Roman Numeral Converter

My coding education journey has been a bit, disjointed to say the least. I've stop started on freeCodeCamp, CS50, other tutorials, books, and just hanging out with smart people. I made it a goal to go back and get some of the certifications I bounced around on this year, and today solved the "Roman Numeral Converter" on freeCodeCamp. I'd love to know how others solved this. Because this was just the first idea I came up with and I'm sure there are many other ways to get it done!
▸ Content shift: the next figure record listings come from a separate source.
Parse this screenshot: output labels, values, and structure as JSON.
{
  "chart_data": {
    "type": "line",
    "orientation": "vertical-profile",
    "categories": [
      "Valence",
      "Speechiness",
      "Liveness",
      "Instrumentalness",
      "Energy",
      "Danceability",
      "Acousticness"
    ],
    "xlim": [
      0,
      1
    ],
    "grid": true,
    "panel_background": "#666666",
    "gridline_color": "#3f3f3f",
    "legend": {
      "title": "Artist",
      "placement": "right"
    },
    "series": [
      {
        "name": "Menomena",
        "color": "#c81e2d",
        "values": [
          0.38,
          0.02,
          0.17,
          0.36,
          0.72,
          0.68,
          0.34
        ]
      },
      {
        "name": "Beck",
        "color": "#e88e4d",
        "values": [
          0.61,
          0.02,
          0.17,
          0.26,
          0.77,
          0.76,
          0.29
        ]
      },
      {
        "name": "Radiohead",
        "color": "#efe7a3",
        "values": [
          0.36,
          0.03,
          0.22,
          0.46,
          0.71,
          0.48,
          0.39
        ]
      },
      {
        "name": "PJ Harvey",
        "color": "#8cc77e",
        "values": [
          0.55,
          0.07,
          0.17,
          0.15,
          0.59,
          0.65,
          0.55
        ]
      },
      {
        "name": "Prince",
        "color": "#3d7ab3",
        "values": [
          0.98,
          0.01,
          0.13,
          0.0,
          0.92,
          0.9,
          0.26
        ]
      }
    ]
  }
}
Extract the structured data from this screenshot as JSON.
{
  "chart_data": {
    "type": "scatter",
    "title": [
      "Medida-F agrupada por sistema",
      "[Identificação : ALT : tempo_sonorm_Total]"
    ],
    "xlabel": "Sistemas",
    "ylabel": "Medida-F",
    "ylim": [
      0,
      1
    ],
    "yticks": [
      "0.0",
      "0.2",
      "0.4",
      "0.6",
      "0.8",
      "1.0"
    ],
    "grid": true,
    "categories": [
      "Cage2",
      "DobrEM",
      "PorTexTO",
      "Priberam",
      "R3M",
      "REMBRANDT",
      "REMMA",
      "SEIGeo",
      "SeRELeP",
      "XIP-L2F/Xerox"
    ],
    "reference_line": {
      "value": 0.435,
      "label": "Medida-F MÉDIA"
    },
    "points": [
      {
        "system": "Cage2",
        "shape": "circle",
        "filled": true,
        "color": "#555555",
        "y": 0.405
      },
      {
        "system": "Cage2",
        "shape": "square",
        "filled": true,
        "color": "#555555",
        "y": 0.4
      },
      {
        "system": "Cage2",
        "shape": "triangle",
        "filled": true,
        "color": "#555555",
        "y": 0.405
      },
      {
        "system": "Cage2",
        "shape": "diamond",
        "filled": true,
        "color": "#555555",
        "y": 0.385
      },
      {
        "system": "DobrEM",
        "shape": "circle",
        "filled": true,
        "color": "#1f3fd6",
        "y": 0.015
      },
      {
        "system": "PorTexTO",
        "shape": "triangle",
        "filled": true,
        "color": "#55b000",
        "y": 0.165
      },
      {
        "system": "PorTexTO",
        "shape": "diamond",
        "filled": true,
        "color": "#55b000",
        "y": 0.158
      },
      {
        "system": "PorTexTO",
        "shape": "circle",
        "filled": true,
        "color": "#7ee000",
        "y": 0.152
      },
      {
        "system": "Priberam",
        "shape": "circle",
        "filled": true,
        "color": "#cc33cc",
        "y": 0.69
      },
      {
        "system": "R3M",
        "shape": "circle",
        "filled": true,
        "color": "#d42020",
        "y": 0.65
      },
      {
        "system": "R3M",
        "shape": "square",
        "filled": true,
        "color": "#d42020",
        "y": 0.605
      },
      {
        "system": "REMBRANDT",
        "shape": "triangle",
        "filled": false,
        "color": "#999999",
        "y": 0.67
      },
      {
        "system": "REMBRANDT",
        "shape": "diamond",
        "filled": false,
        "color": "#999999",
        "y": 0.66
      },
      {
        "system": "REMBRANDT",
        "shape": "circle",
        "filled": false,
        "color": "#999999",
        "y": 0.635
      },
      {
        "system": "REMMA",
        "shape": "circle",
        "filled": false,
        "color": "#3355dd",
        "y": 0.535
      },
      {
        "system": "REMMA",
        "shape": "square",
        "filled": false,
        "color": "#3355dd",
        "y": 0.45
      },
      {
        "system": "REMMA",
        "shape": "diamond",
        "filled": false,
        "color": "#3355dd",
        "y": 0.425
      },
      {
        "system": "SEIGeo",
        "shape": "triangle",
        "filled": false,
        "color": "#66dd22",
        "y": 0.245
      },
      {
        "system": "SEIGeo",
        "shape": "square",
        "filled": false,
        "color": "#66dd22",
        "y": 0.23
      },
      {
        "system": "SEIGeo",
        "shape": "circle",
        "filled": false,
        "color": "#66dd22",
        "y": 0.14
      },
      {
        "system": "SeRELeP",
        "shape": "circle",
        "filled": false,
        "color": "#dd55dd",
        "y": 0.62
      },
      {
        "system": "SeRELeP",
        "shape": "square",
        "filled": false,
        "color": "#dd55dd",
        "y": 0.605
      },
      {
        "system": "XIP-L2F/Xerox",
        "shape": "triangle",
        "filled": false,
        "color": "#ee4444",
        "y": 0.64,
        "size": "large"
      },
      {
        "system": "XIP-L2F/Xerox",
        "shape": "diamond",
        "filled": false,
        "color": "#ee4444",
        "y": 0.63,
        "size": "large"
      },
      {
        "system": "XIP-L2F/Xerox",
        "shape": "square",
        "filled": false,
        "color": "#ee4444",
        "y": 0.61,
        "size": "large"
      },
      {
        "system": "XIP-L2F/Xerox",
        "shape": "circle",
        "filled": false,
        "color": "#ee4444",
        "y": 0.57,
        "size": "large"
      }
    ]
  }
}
What are the pros and cons of your solution?

Here's mine:

Comments

[Dian Fay]

The last code test I took for an interview involved writing a calculator in Java:

    public Abacus() {
        numerals = new LinkedHashMap<String, Integer>();

        numerals.put("M", 1000);
        numerals.put("D", 500);
        numerals.put("C", 100);
        numerals.put("L", 50);
        numerals.put("X", 10);
        numerals.put("V", 5);
        numerals.put("I", 1);
    }

    /**
     * Find the appropriate divisor for a value, which, in the equation
     * (val - val / divisor) will resolve to the threshold at or above which
     * a subtractive maneuver is necessary to convert to Roman numerals.
     */
    private int getDivisor(int value) {
        while (value > 10) {
            value = value / 10;
        }

        return value;
    }

    public String convert(int arabic) {
        StringBuilder sb = new StringBuilder();

        // preserve a pointer to the last subtractable numeral
        Map.Entry<String, Integer> lastEntry = null;    

        for (Map.Entry<String, Integer> e : numerals.entrySet()) {
            if (lastEntry != null) {
                if (arabic >= 4 * e.getValue()) {
                    // we have a valid subtraction!
                    sb.append(e.getKey());
                    sb.append(lastEntry.getKey());

                    arabic -= (lastEntry.getValue() - e.getValue());
                } else {
                    // e isn't small enough for us to have a valid subtraction
                    // yet, keep going
                    continue;
                }
            }

            // basic additive calculation: as long as the number is bigger than
            // e, keep appending e
            while (arabic >= e.getValue()) {
                sb.append(e.getKey());

                arabic -= e.getValue();
            }

            if (arabic >= e.getValue() - (e.getValue() / getDivisor(e.getValue()))) {
                // the remaining number is close enough to e that we will need
                // to perform a subtractive maneuver with reversed numerals
                lastEntry = e;
            }
        }

        return sb.toString();
    }

pro:

• the mapping only includes each Roman digit once
• the algorithm is aesthetically pleasing (even if Java isn't the kindest to it)

con:

• the algorithm is extremely complicated and the simpler mapping is absolutely not worth it
• although it satisfied the battery of unit tests I was given, one of the interviewers had run an extra on it that demonstrated a bug. We all had fun picking it apart, but I don't recall what the exact problem is.

[Andy Pickle]

Whew man, I don’t know Java at all, so this looks really complicated to me.

[Dian Fay]

The way it works is by subtracting until you can add based only on the one-to-one mapping in descending order. So if you're trying to convert 1990, it goes like this:

1. 1990, evaluate M (1000); 1990 > 1000 so we have an M, leaving 990 for the next iteration
2. 990 is less than 1000 so MM is wrong, but it's more than 900 (1000 - (1000 / 10)), so we set the lastEntry pointer to M and proceed
3. Now we're evaluating C (100), but lastEntry is set. 990 > 900 which is CM, giving us MCM so far and leaving 90. I think this is where the bug is but it works in this case :)
4. 90 > (100 - (100 / 10)) so lastEntry is now C
5. Evaluate L (50); lastEntry is set, but the calculation to test whether L can be subtracted fails, so we proceed
6. Evaluate X (10): the subtraction test succeeds, so 90 becomes XC and the full result is MCMXC.

[Andy Pickle]

Nice that’s such a cool way of thinking about it!

[ItsASine (Kayla)]

function solution(number){
  // todo: solve without defining middle values :(
  var translations = {
    'M': 1000,
    'CM': 900,
    'D': 500,
    'CD': 400,
    'C': 100,
    'XC': 90,
    'L': 50,
    'XL': 40,
    'X': 10,
    'IX': 9,
    'V': 5,
    'IV': 4,
    'I': 1
  };
  var answer = '';
  var value = 0;
  var thisPower = 0;

  Object.keys(translations).forEach(function(letter, index, array) {
    thisPower = translations[letter];
    value = Math.floor(number / thisPower);

    number -= value * thisPower;
    answer += letter.repeat(value);
  });

  return answer;
}

Mine works... but I every time I tried doing something clever to not have to define 900, 400, 90, 40, and 9, it wouldn't work on 4, so I gave up on that. I really liked the .repeat so I didn't have to define multiples, though.